Department of chemistry, Simon Fraser University, Burnaby, British Columbia, Canada.
Department of chemistry, Faculty of Sciences, Ferdowsi University of Mashhad, Mashhad, Iran.
Electrophoresis. 2019 May;40(10):1478-1485. doi: 10.1002/elps.201800451. Epub 2019 Feb 5.
Here, we report a microfluidic same-single-cell analysis to study the inhibition of multidrug resistance due to drug efflux on single leukemic cells. Drug efflux inhibition was investigated in the microfluidic chip using two different fluorescence detection systems, namely, a compact single-cell bioanalyzer and the conventional optical detection system constructed from an inverted microscope and a microphotometer.

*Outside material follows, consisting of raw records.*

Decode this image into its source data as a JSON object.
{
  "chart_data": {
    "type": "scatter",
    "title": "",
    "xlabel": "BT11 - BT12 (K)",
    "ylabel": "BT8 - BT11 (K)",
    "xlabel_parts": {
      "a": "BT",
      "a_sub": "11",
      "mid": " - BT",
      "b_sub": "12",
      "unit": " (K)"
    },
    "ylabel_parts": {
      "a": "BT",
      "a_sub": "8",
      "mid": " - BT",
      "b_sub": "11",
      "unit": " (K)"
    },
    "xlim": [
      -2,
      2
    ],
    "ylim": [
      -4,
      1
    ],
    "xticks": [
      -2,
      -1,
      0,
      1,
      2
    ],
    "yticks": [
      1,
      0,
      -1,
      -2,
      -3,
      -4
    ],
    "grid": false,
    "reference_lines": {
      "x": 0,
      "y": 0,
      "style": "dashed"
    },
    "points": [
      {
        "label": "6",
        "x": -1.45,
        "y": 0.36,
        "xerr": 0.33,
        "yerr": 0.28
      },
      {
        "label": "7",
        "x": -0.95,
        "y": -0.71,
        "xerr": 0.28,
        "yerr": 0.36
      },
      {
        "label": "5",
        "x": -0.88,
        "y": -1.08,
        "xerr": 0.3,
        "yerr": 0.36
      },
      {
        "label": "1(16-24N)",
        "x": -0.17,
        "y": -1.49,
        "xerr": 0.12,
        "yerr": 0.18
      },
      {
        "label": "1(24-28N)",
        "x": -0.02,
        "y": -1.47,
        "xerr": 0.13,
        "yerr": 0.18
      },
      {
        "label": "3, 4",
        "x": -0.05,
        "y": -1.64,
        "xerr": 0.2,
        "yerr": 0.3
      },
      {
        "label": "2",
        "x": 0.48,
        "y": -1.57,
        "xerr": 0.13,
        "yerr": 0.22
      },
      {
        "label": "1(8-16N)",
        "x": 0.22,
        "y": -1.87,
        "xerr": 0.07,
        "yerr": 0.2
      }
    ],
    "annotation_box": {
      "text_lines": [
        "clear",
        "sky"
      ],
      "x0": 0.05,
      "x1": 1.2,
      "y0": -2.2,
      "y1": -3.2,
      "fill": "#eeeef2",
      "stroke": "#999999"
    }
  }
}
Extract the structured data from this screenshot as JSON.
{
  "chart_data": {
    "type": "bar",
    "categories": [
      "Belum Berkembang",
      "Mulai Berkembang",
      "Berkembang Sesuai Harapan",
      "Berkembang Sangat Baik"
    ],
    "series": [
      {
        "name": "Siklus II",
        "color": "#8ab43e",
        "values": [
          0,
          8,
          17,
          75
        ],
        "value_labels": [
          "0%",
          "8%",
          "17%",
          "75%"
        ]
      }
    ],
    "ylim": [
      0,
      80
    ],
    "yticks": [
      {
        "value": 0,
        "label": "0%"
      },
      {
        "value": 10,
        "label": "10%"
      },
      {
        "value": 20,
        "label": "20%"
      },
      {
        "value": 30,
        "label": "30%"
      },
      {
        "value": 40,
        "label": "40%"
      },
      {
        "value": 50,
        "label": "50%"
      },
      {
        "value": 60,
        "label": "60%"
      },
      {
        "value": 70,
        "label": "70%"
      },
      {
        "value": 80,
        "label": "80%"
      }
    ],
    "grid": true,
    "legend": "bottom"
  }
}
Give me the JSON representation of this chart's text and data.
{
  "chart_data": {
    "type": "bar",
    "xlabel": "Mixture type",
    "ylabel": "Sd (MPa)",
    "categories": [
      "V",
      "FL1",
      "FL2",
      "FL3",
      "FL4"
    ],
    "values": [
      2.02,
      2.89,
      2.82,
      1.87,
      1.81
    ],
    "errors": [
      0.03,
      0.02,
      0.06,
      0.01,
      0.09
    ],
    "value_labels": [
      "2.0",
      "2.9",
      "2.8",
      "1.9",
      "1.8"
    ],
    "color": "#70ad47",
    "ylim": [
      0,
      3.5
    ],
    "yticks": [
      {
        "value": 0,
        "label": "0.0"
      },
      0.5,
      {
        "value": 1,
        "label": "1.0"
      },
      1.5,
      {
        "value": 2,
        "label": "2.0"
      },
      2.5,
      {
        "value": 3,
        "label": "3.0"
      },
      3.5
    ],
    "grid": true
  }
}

More importantly, a compact signal generator was used to conduct dielectrophoretic cell trapping together with the compact SCB. By using the DEP force, a single acute myeloid leukemia cell was trapped in the cell retention structure of the chip. This allowed us to detect dye accumulation in the MDR leukemic cells in the presence of cyclosporine A (CsA). CsA and rhodamine 123 were used as the P-glycoprotein inhibitor and fluorescent dye, respectively. The result showed that the Rh123 fluorescence signal in a single-cell increased dramatically over its same-cell control on both fluorescence detection systems due to the inhibition by CsA.
在这里,我们报告了一种微流控同一样单细胞分析方法,用于研究由于药物外排而对单个白血病细胞的多药耐药性的抑制作用。使用两种不同的荧光检测系统,即紧凑型单细胞生物分析仪和由倒置显微镜和微光度计构建的传统光学检测系统,在微流控芯片中研究了药物外排抑制作用。更重要的是,使用紧凑型信号发生器与紧凑型 SCB 一起进行介电泳细胞捕获。通过使用 DEP 力,将单个急性髓系白血病细胞捕获在芯片的细胞保留结构中。这使我们能够在环孢菌素 A (CsA) 的存在下检测到多药耐药性白血病细胞中的染料积累。CsA 和罗丹明 123 分别用作 P-糖蛋白抑制剂和荧光染料。结果表明,由于 CsA 的抑制作用,单个细胞中的 Rh123 荧光信号在两种荧光检测系统上均比相同细胞对照显著增加。